Leurs exploits déchaînent les passions sur la toile. En moyenne 40’000 à 50’000 visiteurs suivent les parties retransmises en direct sur le site internet du festival. Sans compter le fait que celles-ci sont reprises par de nombreux autres sites très prisés des amateurs du jeu des rois de par le monde.

swissinfo, Mathias Froidevaux à Bienne

La 39ème édition du Festival d’échecs de Bienne se déroule du 22 juillet au 4 août 2006
Près de 600 joueurs (professionnels et amateurs) des cinq continents sont présents dans la cité seelandaise
Le Festival d’échecs de Bienne compte neuf tournois différents. Les deux tournois les plus prestigieux sont les tournois des grands maîtres masculin et féminin (sur invitation)
Le budget de la manifestation est de 362’000 francs
Le site du festival de Bienne enregistre entre 500’000 et 600’000 clics par jour.

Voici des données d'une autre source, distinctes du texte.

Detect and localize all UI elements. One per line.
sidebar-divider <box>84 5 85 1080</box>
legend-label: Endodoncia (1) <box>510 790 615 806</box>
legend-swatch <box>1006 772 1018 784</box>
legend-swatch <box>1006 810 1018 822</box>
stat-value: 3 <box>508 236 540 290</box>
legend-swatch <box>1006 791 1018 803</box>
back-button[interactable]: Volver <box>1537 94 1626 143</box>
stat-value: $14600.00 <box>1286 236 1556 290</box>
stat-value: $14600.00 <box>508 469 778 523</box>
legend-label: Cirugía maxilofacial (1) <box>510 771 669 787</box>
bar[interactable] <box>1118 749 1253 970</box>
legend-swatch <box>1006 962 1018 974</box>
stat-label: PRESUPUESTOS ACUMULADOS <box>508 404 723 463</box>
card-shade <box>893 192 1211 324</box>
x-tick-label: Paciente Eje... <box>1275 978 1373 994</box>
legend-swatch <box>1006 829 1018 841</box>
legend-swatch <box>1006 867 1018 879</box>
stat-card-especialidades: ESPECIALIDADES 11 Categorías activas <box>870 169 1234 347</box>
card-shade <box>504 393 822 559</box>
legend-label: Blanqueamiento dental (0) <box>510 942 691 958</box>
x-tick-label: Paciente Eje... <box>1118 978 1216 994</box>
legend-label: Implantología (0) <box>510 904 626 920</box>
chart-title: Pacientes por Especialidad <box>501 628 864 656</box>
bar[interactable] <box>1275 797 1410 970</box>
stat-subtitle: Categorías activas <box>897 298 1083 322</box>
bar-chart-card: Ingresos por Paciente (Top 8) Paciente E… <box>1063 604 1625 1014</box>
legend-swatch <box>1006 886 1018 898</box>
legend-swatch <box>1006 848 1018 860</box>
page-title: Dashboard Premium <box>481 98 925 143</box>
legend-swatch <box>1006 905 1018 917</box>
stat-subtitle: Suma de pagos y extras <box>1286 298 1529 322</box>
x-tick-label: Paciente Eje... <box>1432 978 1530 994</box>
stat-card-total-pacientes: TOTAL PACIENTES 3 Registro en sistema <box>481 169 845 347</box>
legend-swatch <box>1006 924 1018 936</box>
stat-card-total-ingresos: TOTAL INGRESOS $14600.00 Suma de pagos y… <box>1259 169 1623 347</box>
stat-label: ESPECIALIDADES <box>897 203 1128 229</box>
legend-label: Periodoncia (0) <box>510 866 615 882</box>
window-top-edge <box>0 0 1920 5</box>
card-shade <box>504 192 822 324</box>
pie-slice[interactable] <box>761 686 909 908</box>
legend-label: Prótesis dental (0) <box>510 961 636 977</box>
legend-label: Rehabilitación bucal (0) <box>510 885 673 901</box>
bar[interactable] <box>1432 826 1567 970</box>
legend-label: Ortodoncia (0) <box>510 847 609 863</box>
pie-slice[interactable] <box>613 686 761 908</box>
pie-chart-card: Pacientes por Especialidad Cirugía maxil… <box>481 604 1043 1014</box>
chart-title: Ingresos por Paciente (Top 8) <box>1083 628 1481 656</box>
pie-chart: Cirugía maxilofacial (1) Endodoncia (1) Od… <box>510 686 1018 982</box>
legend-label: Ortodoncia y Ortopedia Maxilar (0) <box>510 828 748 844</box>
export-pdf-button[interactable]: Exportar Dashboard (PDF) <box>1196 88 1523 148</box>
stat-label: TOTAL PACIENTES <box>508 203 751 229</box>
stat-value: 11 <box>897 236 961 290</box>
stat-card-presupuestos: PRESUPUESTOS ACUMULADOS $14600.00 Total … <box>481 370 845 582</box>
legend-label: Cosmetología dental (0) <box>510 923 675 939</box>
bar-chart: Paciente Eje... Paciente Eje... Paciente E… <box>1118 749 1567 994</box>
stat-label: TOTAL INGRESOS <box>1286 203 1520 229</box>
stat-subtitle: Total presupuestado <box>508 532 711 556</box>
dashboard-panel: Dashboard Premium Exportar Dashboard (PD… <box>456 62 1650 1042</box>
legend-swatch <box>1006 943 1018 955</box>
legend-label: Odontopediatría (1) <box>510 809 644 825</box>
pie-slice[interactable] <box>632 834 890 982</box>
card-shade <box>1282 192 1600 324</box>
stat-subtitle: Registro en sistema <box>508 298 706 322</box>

– Le Festival international d’échecs de Bienne est un des plus anciens rendez-vous échiquéens d’importance mondiale. C’est le troisième plus vieux tournoi de jeu des rois au niveau européen.

– Avec le tournoi de Wijk aan Zee en Hollande et celui de Linares en Espagne, Bienne est l’un des seuls tournois d’importance qui se jouent chaque année. D’autres événements présentent une meilleure participation, mais ils se déroulent de manière ponctuelle uniquement.

– En 1976, 1985 et 1993, Bienne a été retenu dans la liste des ‘tournois interzonaux’ par la Fédération internationale d’échecs, soit une étape principale pour les joueurs en vue d’une qualification pour les Championnats du monde.